Un eternizador de dioses del ocaso
un servidos de pasado cosa nueva…
Silvio rodríguez

Es mejor apresurarse a ventilar el problema de la forma porque no estamos acostumbrados a creer que una película nacional es aceptable cuando cumple con un mínimo de requisitos técnicos. Veamos. Cóndores no entierran todos los días, de Francisco Norden es un buen ejemplo de realización cuidadosa: el sonido es claro, la imagen aparece enfocada, los actores se saben el parlamento y la ambientación es excelente. Está bien. Sí se puede hacer cine en el país. Pero qué cine.

 

La factura impecable no es garantía. Si Cóndores es una película bien hecha y no funciona, la falla debe estar en las raíces mismas de la concepción.

 

La película no emociona. La culpa se le podría echar al montaje conservador, cansado y sin brío, o a la rigidez teatral de los actores secundarios o al asma dental de Frank Ramírez. Pero esas son consecuencias y no causas. ¿Dónde está la falla? La pasión no se vislumbra, la vida no se refleja y la intensidad no se siente. El miedo o la incapacidad de reflejar emociones recorre todo el filme. La historia es ciertamente apasionante, el pueblo del altiplano tiene un espíritu que palpita debajo de la ruana y la atmósfera sabanera resuma carácter; pero si todo ello no pasa por entre las venas del director para quedar impregnado de su propio ser, no hay logro. Parece haber una confusión. Asepsia no es sinónimo de sofisticación, ni apatía lo es de templanza.

 

El tratamiento de Cóndores presume de clásico, sin duda a la influencia europea de su director. Pero esto no es Europa y en este continente las concepciones clásicas no cuadran por gastadas, anacrónicas y lejanas. Mientras los europeos se esfuerzan en revitalizar a la fuerza sus cadáveres, aquí ya no sabemos qué hacer con tanta vida escabulléndose al proceso de clasifíquese y archívese. Si Descartes hubiera teorizado en esta tierra, no habría tenido que conformarse con un frío y desengañado “Pienso, luego existo”, aquí gritaríamos desvergonzadamente “Vivo, luego existo”.

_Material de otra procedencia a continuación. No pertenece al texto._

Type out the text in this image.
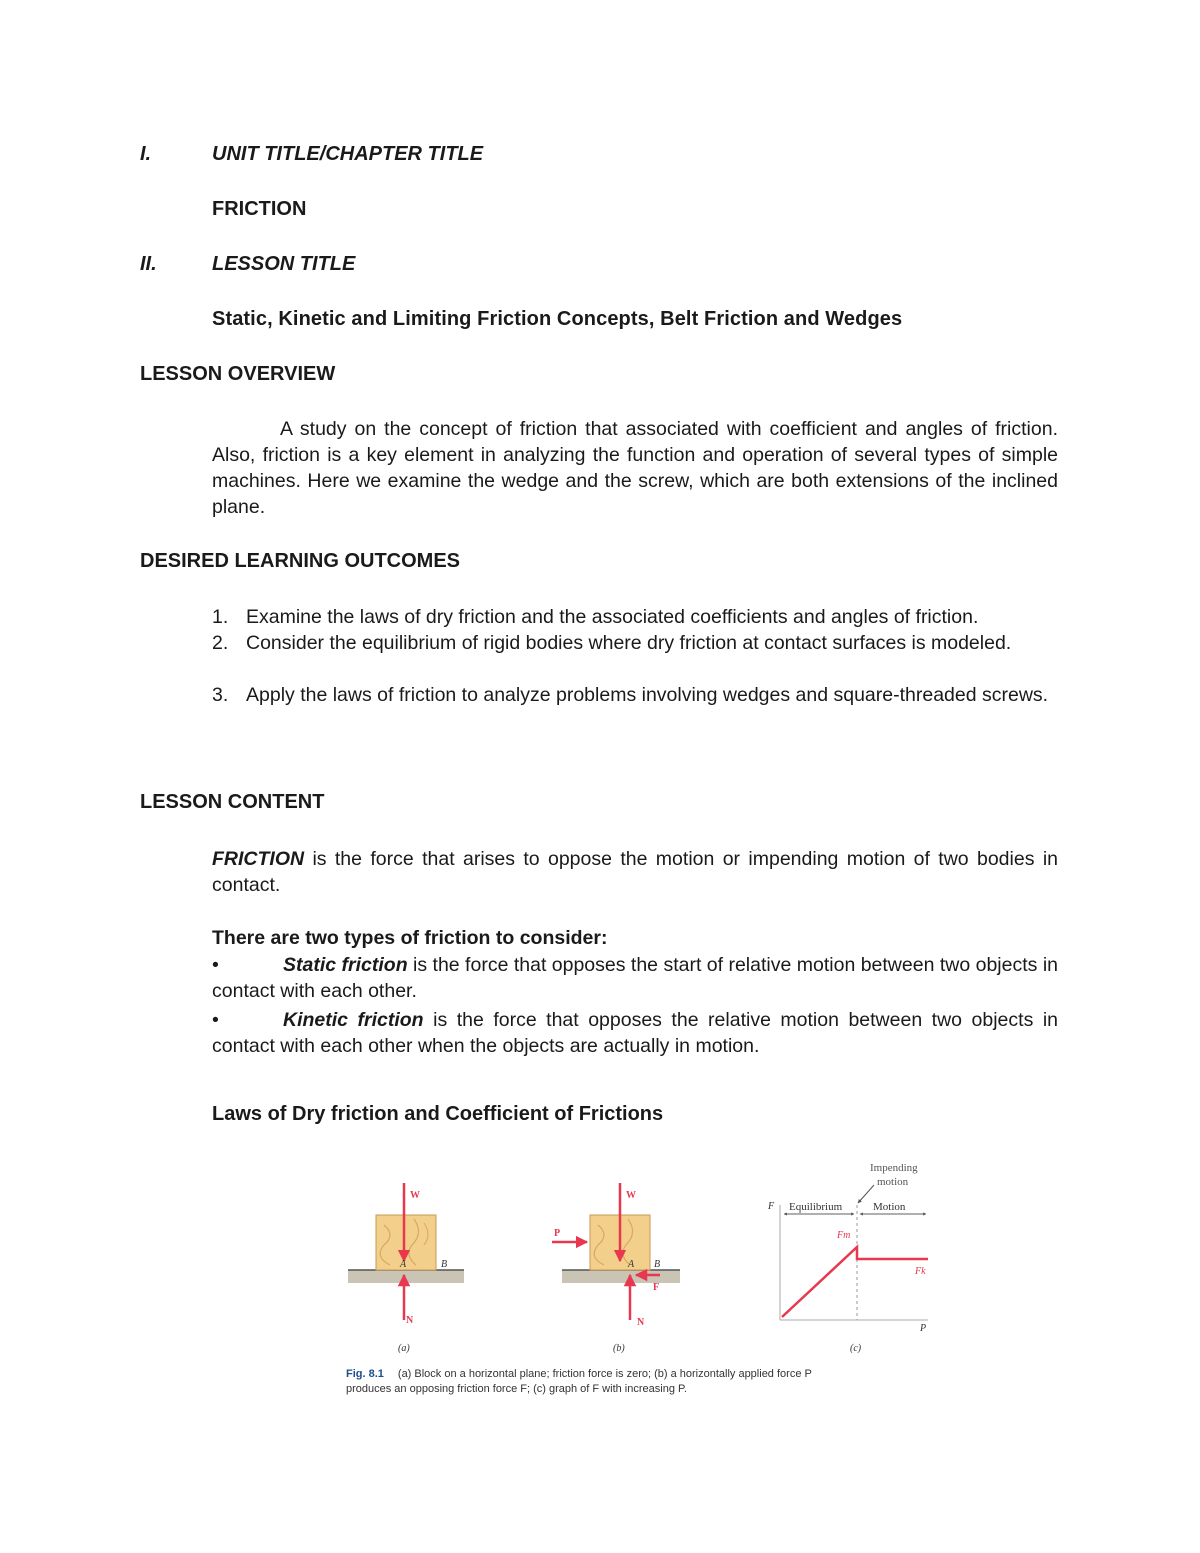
I.	UNIT TITLE/CHAPTER TITLE
FRICTION
II.	LESSON TITLE
Static, Kinetic and Limiting Friction Concepts, Belt Friction and Wedges
LESSON OVERVIEW
A study on the concept of friction that associated with coefficient and angles of friction. Also, friction is a key element in analyzing the function and operation of several types of simple machines. Here we examine the wedge and the screw, which are both extensions of the inclined plane.
DESIRED LEARNING OUTCOMES
1. Examine the laws of dry friction and the associated coefficients and angles of friction.
2. Consider the equilibrium of rigid bodies where dry friction at contact surfaces is modeled.
3. Apply the laws of friction to analyze problems involving wedges and square-threaded screws.
LESSON CONTENT
FRICTION is the force that arises to oppose the motion or impending motion of two bodies in contact.
There are two types of friction to consider:
•	Static friction is the force that opposes the start of relative motion between two objects in contact with each other.
•	Kinetic friction is the force that opposes the relative motion between two objects in contact with each other when the objects are actually in motion.
Laws of Dry friction and Coefficient of Frictions
W
N
A	B
(a)
W
N
P
F
A B
(b)
Impending
motion
F Equilibrium	Motion
Fm
Fk
P
(c)
Fig. 8.1 (a) Block on a horizontal plane; friction force is zero; (b) a horizontally applied force P
produces an opposing friction force F; (c) graph of F with increasing P.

El tratamiento de Cóndores presume de clásico, sin duda a la influencia europea de su director. Pero esto no es Europa y en este continente las concepciones clásicas no cuadran por gastadas, anacrónicas y lejanas.

Si la violencia, como afirma Norden, es nuestra esencia, no se explica cómo a una película sobre el tema se le da un distanciado tratamiento intelectual. No se propone aquí que se muestre sangre, los cortes de franela y las masacres; pero sí reemplazar la crudeza del fenómeno con símbolos eficaces, tensiones y recursos cinematográficos. Ver a Frank Ramírez enterrar un cuchillo en un queso holandés es un símbolo débil ante el cual los nervios del espectador apenas si se estremecen sin vibrar. Violencia de papel que no se compadece con la realidad.

 

Hay un temor oculto de caer en el pecado del provincialismo. Un temor tonto. Quien quiera que haya comprendido un poco las leyes que nos rigen, se da cuenta de que cuando las cosas son consecuentemente provincianas y su desarrollo es el máximo en el propio mundo, califican como universales. Lo demás son engendros sin raíces. Porque con la personalidad ocurre lo mismo: se pueden escuchar opiniones ajenas y observar muchos modos de vida, pero la única manera de ser persona es siguiendo fielmente los íntimos dictados.

 

Por supuesto que es difícil desenmarañar nuestra propia identidad entre la casi escandalosa multiplicidad de formas. Pero en el esfuerzo y el compromiso está la fuerza. No podemos darnos el lujo de esperar a que un antropólogo extranjero escriba un brillante ensayo sobre lo que somos, y por comodidad, creerle. Por ello, toda producción nacional debería tener un aire de experimentación que reflejara la frescura de un continente que no carga con ruinas a la espalda.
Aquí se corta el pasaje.